Equipped Bench Press – This category allows lifters to use supportive gear such as a bench shirt, which is designed to increase the lifter’s ability to lift heavier weights. The lifter’s performance is judged based on the amount of weight they lift while wearing the equipment.
Age Group Bench Press – This category is based on the age of the lifter, with different age groups having different weight classes and records to aim for.
Weight Class Bench Press – This category is based on the weight of the lifter, with different weight classes having different records to aim for.

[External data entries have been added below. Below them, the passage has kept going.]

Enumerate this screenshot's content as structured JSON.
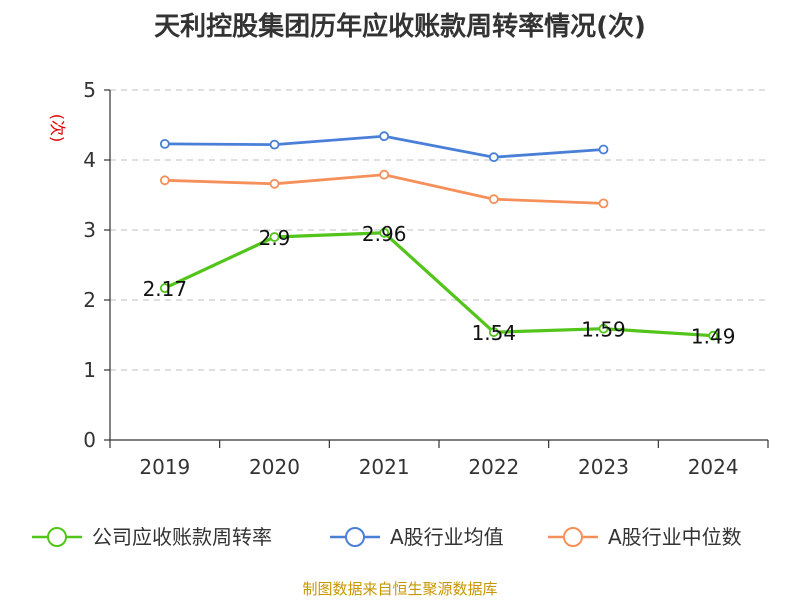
{
  "chart_data": {
    "type": "line",
    "title": "天利控股集团历年应收账款周转率情况(次)",
    "ylabel": "(次)",
    "xlabel": "",
    "categories": [
      "2019",
      "2020",
      "2021",
      "2022",
      "2023",
      "2024"
    ],
    "ylim": [
      0,
      5
    ],
    "yticks": [
      0,
      1,
      2,
      3,
      4,
      5
    ],
    "grid": true,
    "legend_position": "bottom",
    "series": [
      {
        "name": "公司应收账款周转率",
        "color": "#52c41a",
        "values": [
          2.17,
          2.9,
          2.96,
          1.54,
          1.59,
          1.49
        ],
        "labels": [
          "2.17",
          "2.9",
          "2.96",
          "1.54",
          "1.59",
          "1.49"
        ]
      },
      {
        "name": "A股行业均值",
        "color": "#4a7fd8",
        "values": [
          4.23,
          4.22,
          4.34,
          4.04,
          4.15,
          null
        ]
      },
      {
        "name": "A股行业中位数",
        "color": "#f5905a",
        "values": [
          3.71,
          3.66,
          3.79,
          3.44,
          3.38,
          null
        ]
      }
    ]
  },
  "source": "制图数据来自恒生聚源数据库"
}
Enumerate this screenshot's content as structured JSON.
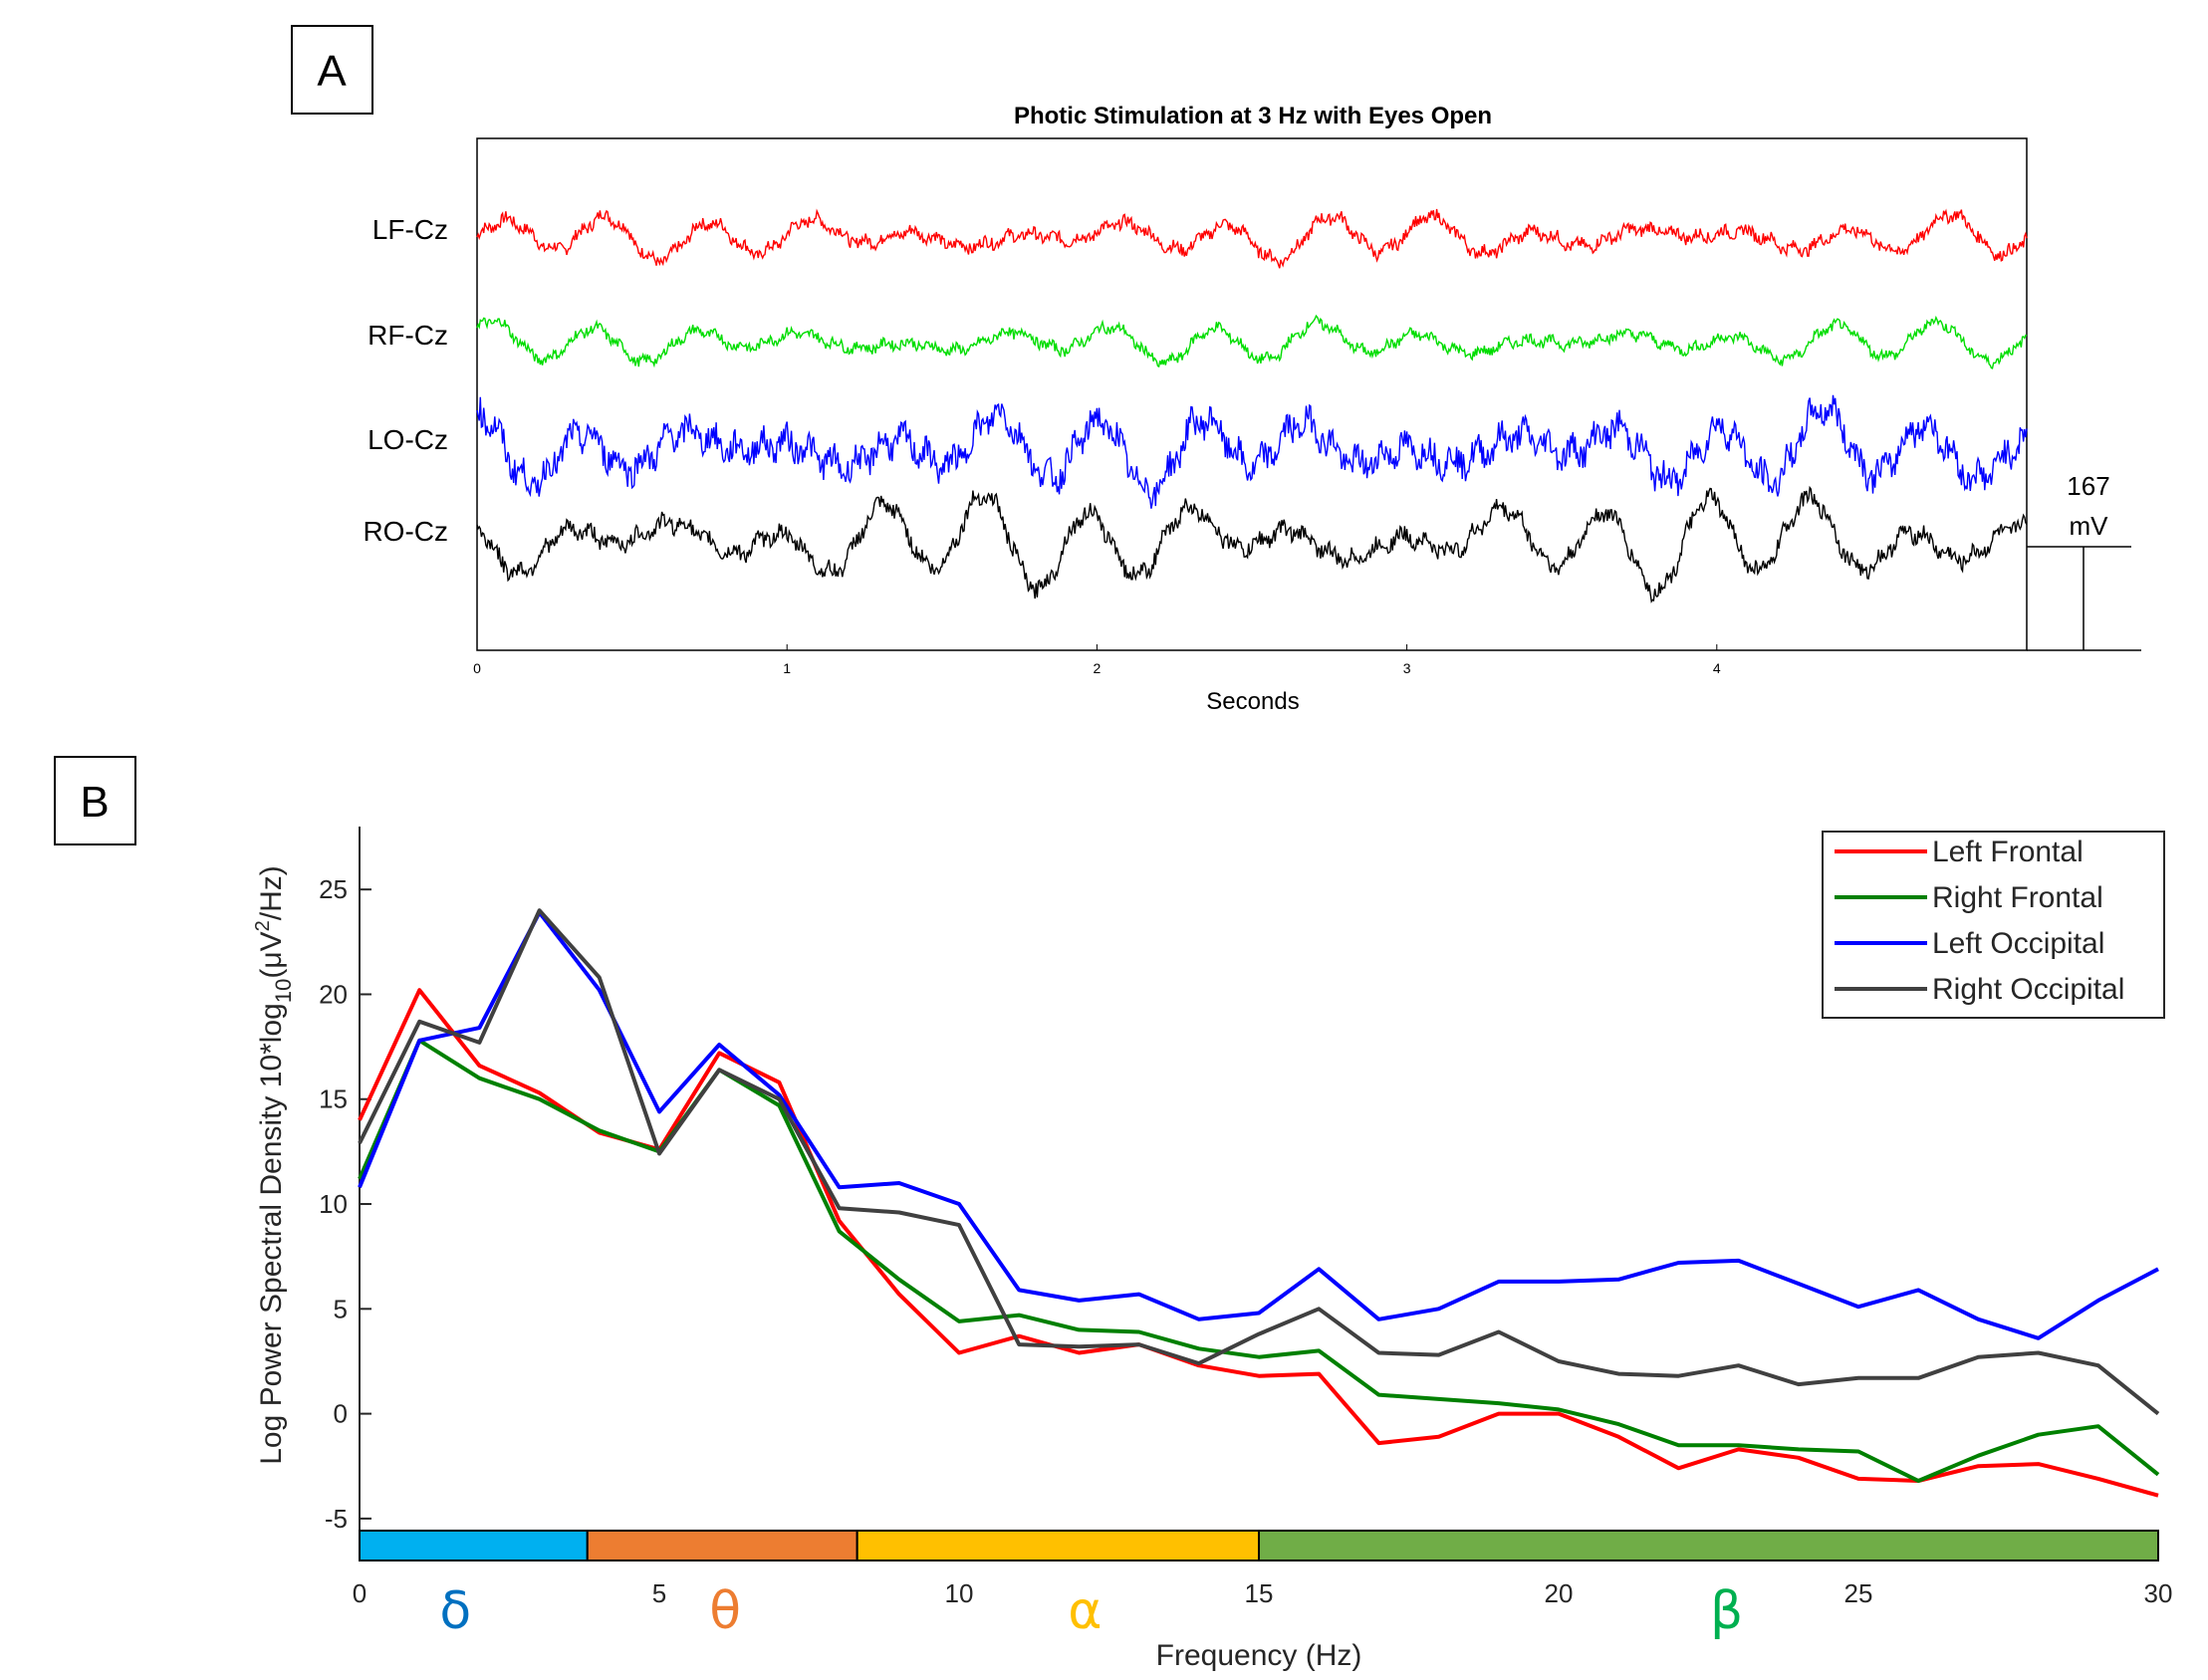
{
  "panel_a_label": "A",
  "panel_b_label": "B",
  "chart_data": [
    {
      "type": "line",
      "title": "Photic Stimulation at 3 Hz with Eyes Open",
      "xlabel": "Seconds",
      "ylabel": "",
      "xlim": [
        0,
        5
      ],
      "xticks": [
        "0",
        "1",
        "2",
        "3",
        "4"
      ],
      "scale_bar": {
        "value": "167",
        "unit": "mV"
      },
      "series": [
        {
          "name": "LF-Cz",
          "color": "#ff0000"
        },
        {
          "name": "RF-Cz",
          "color": "#00dd00"
        },
        {
          "name": "LO-Cz",
          "color": "#0000ff"
        },
        {
          "name": "RO-Cz",
          "color": "#000000"
        }
      ]
    },
    {
      "type": "line",
      "title": "",
      "xlabel": "Frequency (Hz)",
      "ylabel": "Log Power Spectral Density 10*log",
      "ylabel_sub": "10",
      "ylabel_tail": "(μV",
      "ylabel_sup": "2",
      "ylabel_end": "/Hz)",
      "xlim": [
        0,
        30
      ],
      "ylim": [
        -7,
        28
      ],
      "xticks": [
        "0",
        "5",
        "10",
        "15",
        "20",
        "25",
        "30"
      ],
      "yticks": [
        "-5",
        "0",
        "5",
        "10",
        "15",
        "20",
        "25"
      ],
      "x": [
        0,
        1,
        2,
        3,
        4,
        5,
        6,
        7,
        8,
        9,
        10,
        11,
        12,
        13,
        14,
        15,
        16,
        17,
        18,
        19,
        20,
        21,
        22,
        23,
        24,
        25,
        26,
        27,
        28,
        29,
        30
      ],
      "series": [
        {
          "name": "Left Frontal",
          "color": "#ff0000",
          "values": [
            14,
            20.2,
            16.6,
            15.3,
            13.4,
            12.6,
            17.2,
            15.8,
            9.2,
            5.7,
            2.9,
            3.7,
            2.9,
            3.3,
            2.3,
            1.8,
            1.9,
            -1.4,
            -1.1,
            0.0,
            0.0,
            -1.1,
            -2.6,
            -1.7,
            -2.1,
            -3.1,
            -3.2,
            -2.5,
            -2.4,
            -3.1,
            -3.9
          ]
        },
        {
          "name": "Right Frontal",
          "color": "#008000",
          "values": [
            11.2,
            17.8,
            16.0,
            15.0,
            13.5,
            12.5,
            16.4,
            14.7,
            8.7,
            6.4,
            4.4,
            4.7,
            4.0,
            3.9,
            3.1,
            2.7,
            3.0,
            0.9,
            0.7,
            0.5,
            0.2,
            -0.5,
            -1.5,
            -1.5,
            -1.7,
            -1.8,
            -3.2,
            -2.0,
            -1.0,
            -0.6,
            -2.9
          ]
        },
        {
          "name": "Left Occipital",
          "color": "#0000ff",
          "values": [
            10.8,
            17.8,
            18.4,
            23.9,
            20.2,
            14.4,
            17.6,
            15.2,
            10.8,
            11.0,
            10.0,
            5.9,
            5.4,
            5.7,
            4.5,
            4.8,
            6.9,
            4.5,
            5.0,
            6.3,
            6.3,
            6.4,
            7.2,
            7.3,
            6.2,
            5.1,
            5.9,
            4.5,
            3.6,
            5.4,
            6.9
          ]
        },
        {
          "name": "Right Occipital",
          "color": "#404040",
          "values": [
            12.9,
            18.7,
            17.7,
            24.0,
            20.8,
            12.4,
            16.4,
            15.0,
            9.8,
            9.6,
            9.0,
            3.3,
            3.2,
            3.3,
            2.4,
            3.8,
            5.0,
            2.9,
            2.8,
            3.9,
            2.5,
            1.9,
            1.8,
            2.3,
            1.4,
            1.7,
            1.7,
            2.7,
            2.9,
            2.3,
            0.0
          ]
        }
      ],
      "bands": [
        {
          "symbol": "δ",
          "from": 0,
          "to": 3.8,
          "fill": "#00b0f0",
          "text_color": "#0070c0"
        },
        {
          "symbol": "θ",
          "from": 3.8,
          "to": 8.3,
          "fill": "#ed7d31",
          "text_color": "#ed7d31"
        },
        {
          "symbol": "α",
          "from": 8.3,
          "to": 15,
          "fill": "#ffc000",
          "text_color": "#ffc000"
        },
        {
          "symbol": "β",
          "from": 15,
          "to": 30,
          "fill": "#70ad47",
          "text_color": "#00b050"
        }
      ],
      "legend": "top-right"
    }
  ]
}
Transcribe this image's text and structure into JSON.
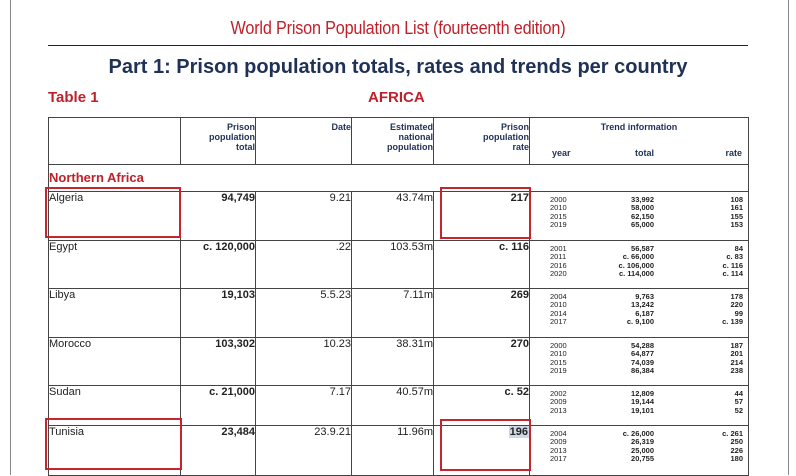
{
  "header": {
    "doc_title": "World Prison Population List (fourteenth edition)",
    "part_title": "Part 1: Prison population totals, rates and trends per country",
    "table_label": "Table 1",
    "region_label": "AFRICA"
  },
  "columns": {
    "prison_total": [
      "Prison",
      "population",
      "total"
    ],
    "date": "Date",
    "national_pop": [
      "Estimated",
      "national",
      "population"
    ],
    "rate": [
      "Prison",
      "population",
      "rate"
    ],
    "trend_title": "Trend information",
    "trend_year": "year",
    "trend_total": "total",
    "trend_rate": "rate"
  },
  "region": "Northern Africa",
  "rows": [
    {
      "country": "Algeria",
      "total": "94,749",
      "date": "9.21",
      "population": "43.74m",
      "rate": "217",
      "trend_years": [
        "2000",
        "2010",
        "2015",
        "2019"
      ],
      "trend_totals": [
        "33,992",
        "58,000",
        "62,150",
        "65,000"
      ],
      "trend_rates": [
        "108",
        "161",
        "155",
        "153"
      ]
    },
    {
      "country": "Egypt",
      "total": "c. 120,000",
      "date": ".22",
      "population": "103.53m",
      "rate": "c. 116",
      "trend_years": [
        "2001",
        "2011",
        "2016",
        "2020"
      ],
      "trend_totals": [
        "56,587",
        "c. 66,000",
        "c. 106,000",
        "c. 114,000"
      ],
      "trend_rates": [
        "84",
        "c. 83",
        "c. 116",
        "c. 114"
      ]
    },
    {
      "country": "Libya",
      "total": "19,103",
      "date": "5.5.23",
      "population": "7.11m",
      "rate": "269",
      "trend_years": [
        "2004",
        "2010",
        "2014",
        "2017"
      ],
      "trend_totals": [
        "9,763",
        "13,242",
        "6,187",
        "c. 9,100"
      ],
      "trend_rates": [
        "178",
        "220",
        "99",
        "c. 139"
      ]
    },
    {
      "country": "Morocco",
      "total": "103,302",
      "date": "10.23",
      "population": "38.31m",
      "rate": "270",
      "trend_years": [
        "2000",
        "2010",
        "2015",
        "2019"
      ],
      "trend_totals": [
        "54,288",
        "64,877",
        "74,039",
        "86,384"
      ],
      "trend_rates": [
        "187",
        "201",
        "214",
        "238"
      ]
    },
    {
      "country": "Sudan",
      "total": "c. 21,000",
      "date": "7.17",
      "population": "40.57m",
      "rate": "c. 52",
      "trend_years": [
        "2002",
        "2009",
        "2013"
      ],
      "trend_totals": [
        "12,809",
        "19,144",
        "19,101"
      ],
      "trend_rates": [
        "44",
        "57",
        "52"
      ]
    },
    {
      "country": "Tunisia",
      "total": "23,484",
      "date": "23.9.21",
      "population": "11.96m",
      "rate": "196",
      "trend_years": [
        "2004",
        "2009",
        "2013",
        "2017"
      ],
      "trend_totals": [
        "c. 26,000",
        "26,319",
        "25,000",
        "20,755"
      ],
      "trend_rates": [
        "c. 261",
        "250",
        "226",
        "180"
      ]
    }
  ],
  "colors": {
    "accent_red": "#c0202a",
    "title_navy": "#1f3156",
    "highlight_box": "#c7242d",
    "selection": "#cfd8e6"
  }
}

The Current World Record for Bench Press
The current world record for the raw bench press is held by Kirill Sarychev from Russia, who lifted a staggering 738.5 pounds (335 kilograms) in November 2015. Sarychev’s record-breaking lift was performed at the ‘WRPF World Cup’ in Moscow, where he competed in the super heavyweight category (over 308 pounds).
In the equipped bench press category, the current world record is held by Ryan Kennelly from the United States, who lifted 1075 pounds (488 kilograms) in November 2008. Kennelly’s record-breaking lift was performed at the ‘APF Senior Nationals’ in Illinois, where he competed in the super heavyweight category (over 275 pounds).
In the age group category, the current world record for the raw bench press is held by Tiny Meeker from the United States, who lifted 1102.5 pounds (500 kilograms) at the age of 56 in April 2021. Meeker’s record-breaking lift was performed at the ‘Big Dogs 5’ event in Australia, where he competed in the masters 3 (over 56 years) category.
In the weight class category, the current world record for the raw bench press is held by Julius Maddox from the United States, who lifted 744.1 pounds (337.kilograms) in March 2020. Maddox’s record-breaking lift was performed at the ‘Arnold Sports Festival’ in Ohio, where he competed in the 308-pound weight class.
Training for Bench Press
To achieve such incredible feats of strength, bench press athletes require a rigorous training program. Powerlifters often follow a periodized training program that focuses on building strength in specific muscle groups, such as the chest, triceps, and shoulders. This involves lifting heavy weights with low reps, typically in the range of 1-5 reps per set.
In addition to strength training, many bench press athletes also incorporate accessory exercises into their workout routines to improve their technique and address any muscular imbalances. Some popular accessory exercises for the bench press include incline presses, close-grip bench presses, and dips.
Nutrition and recovery are also crucial for bench press athletes, as they need to fuel their bodies with adequate protein and carbohydrates to support muscle growth and repair. Many athletes also use recovery techniques such as foam rolling, stretching, and massage therapy to help their muscles recover after intense training sessions.
Challenges and Controversies in Bench Press Records
Despite the impressive achievements of bench press athletes, the sport is not without its controversies. One of the biggest issues in bench press records is the use of supportive equipment such as bench shirts and lifting straps. While these items can help lifters to lift heavier weights, they also detract from the raw strength and skill required to lift the weight without assistance.
Another issue in bench press records is the variation in judging standards between different competitions and organizations. Some competitions may have stricter standards for what constitutes a valid lift, while others may be more lenient. This can lead to inconsistent records and disputes over who holds the true world record.
The world record for bench press continues to be pushed higher and higher as athletes strive to achieve new feats of strength. From the early days of bench pressing to the modern era of powerlifting, the sport has evolved, with lifters using different techniques and equipment to lift heavier weights. Whether you’re a seasoned powerlifter or a beginner just starting out, the world of bench press is a fascinating and inspiring world to explore.